OB : Non, c’est Alga qui m’envoie ici. J’y viens pour pouvoir y rencontrer des clients. Bien sûr je peux aussi les rencontrer à Paris, mais ici c’est plus convivial. Ça change le mode de rencontre ; Alga pense aussi que c’est important de venir à ce festival pour représenter la société. On n’est pas là pour négocier des contrats, on est là pour montrer qu’on est présent. C’est une démarche de prestige.

CG : Dans ce sens, la question de la billetterie peut paraître assez symbolique d’un problème de considération de notre profession (techniciens et prestataires techniques).

LK : C’est clair. Il y a des gens qui sont lésés.

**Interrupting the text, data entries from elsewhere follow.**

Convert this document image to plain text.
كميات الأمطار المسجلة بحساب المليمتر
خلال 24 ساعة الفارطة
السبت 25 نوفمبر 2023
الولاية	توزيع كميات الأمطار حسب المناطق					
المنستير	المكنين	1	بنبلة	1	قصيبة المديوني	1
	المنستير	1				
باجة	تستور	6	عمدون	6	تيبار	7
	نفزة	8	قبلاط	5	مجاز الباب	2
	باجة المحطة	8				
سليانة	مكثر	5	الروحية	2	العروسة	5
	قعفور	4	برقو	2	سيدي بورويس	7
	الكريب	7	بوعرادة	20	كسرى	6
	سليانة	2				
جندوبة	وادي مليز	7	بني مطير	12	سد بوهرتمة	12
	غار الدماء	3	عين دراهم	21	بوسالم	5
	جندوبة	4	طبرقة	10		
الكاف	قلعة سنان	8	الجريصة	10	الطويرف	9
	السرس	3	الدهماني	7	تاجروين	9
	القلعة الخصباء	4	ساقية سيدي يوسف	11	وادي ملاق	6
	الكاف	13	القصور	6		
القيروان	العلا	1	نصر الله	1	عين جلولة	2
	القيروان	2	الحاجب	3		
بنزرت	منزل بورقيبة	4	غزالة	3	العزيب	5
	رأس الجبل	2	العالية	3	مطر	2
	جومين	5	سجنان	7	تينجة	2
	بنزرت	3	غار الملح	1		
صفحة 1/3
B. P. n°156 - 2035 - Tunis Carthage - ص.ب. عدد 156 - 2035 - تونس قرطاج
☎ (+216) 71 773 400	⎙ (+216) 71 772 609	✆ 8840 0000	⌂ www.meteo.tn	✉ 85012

OB : Nous venons aussi pour être proches des directeurs photo et des directeurs de production. Ils ne viennent pas beaucoup parce qu’ils ne sont pas invités. Ils n’ont pas forcément les moyens.

LK : Moi j’aime bien rencontrer les directeurs de la photo ici. On peut parler des films qu’ils ont faits, qu’ils vont faire. Je peux les conseiller, prendre du temps avec eux.

OB : Ce qui manque, c’est un endroit convivial à Cannes qui permettrait de retrouver tous les gens de la profession. Là par exemple, Panavision organise une journée à la CST et c’est vrai que ça fait plaisir de voir les directeurs de la photo et les gens de la profession qui vont venir nous voir, avoir des discussions à la fois techniques et autour du cinéma.

CG : C’est toujours un plaisir de discuter avec vous, d’échanger sur ce qui se passe aujourd’hui dans le métier.
Comment les gens s’adaptent ou pas à la nouvelle donne aussi bien technique que dans la manière de produire les films ?
Vous avez très bien compris notre situation et par rapport à ça nous sommes vraiment partenaires.

Merci pour ce bon moment passé ensemble (Claude Garnier).